In other parts of Mexico, nurses have had been hit, kicked off public transport or had cleaning fluids poured on them amid fears they might spread the coronavirus. Mexican health authorities have denounced the attacks and urged medical personnel not to wear uniforms or scrubs on the street to avoid being targeted.
Meanwhile, the mayor of the border city of Ciudad Juarez, across from El Paso, Texas, announced he had tested positive for the coronavirus. Mayor Armando Cabada said he had no symptoms, but Javier Corral, the governor of Chihuahua state, said he was self-isolating as a precaution because he had contact with Cabada.
At least three of Mexico’s 31 state governors have tested positive for the virus.
Ciudad Juarez has been hit hard by the coronavirus, with about two-thirds of the state’s confirmed cases and 104 of its 125 deaths.
While federal authorities had predicted Mexico’s caseload would peak sometime around Friday, President Andrés Manuel López Obrador said Friday that case numbers might not plateau for another 12 days before any possible descent.
“We are at the phase of the highest contagion, we are at the peak, and according to the information we are getting, this could continue until the 20th of this month,” López Obrador said. “The projection is that from that date, the number of cases would start to fall.

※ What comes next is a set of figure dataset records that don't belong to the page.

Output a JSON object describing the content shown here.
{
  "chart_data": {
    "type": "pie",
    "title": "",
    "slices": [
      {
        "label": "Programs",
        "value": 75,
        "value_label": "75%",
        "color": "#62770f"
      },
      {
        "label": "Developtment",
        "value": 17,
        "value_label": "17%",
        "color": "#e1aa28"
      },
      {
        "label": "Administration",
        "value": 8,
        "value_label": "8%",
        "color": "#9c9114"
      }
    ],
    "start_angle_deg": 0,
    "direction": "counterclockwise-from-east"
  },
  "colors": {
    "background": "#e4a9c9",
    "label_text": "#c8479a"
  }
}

Mexico has almost 30,000 confirmed cases, though officials have estimated the real number may be eight times higher. The country has seen almost 3,000 deaths.
But there have been reports by several media outlets, including The Associated Press, suggesting that many coronavirus deaths go uncounted in official figures because of Mexico’s extremely low testing rate.
Assistant Health Secretary Hugo López-Gatell acknowledged that “the deaths of people with COVID cannot always be documented,” but said suspected deaths would be reviewed later and perhaps added to official statistics if warranted.
He said many patients arrive at hospitals “in such serious condition that timely laboratory tests are not possible.” Even though postmortem tests can be conducted, he acknowledged that is seldom done in Mexico.
“So we have people who unfortunately lost their lives, and who have had clinical conditions that suggest COVID but who are not registered because they do not have a laboratory test,” López-Gatell said.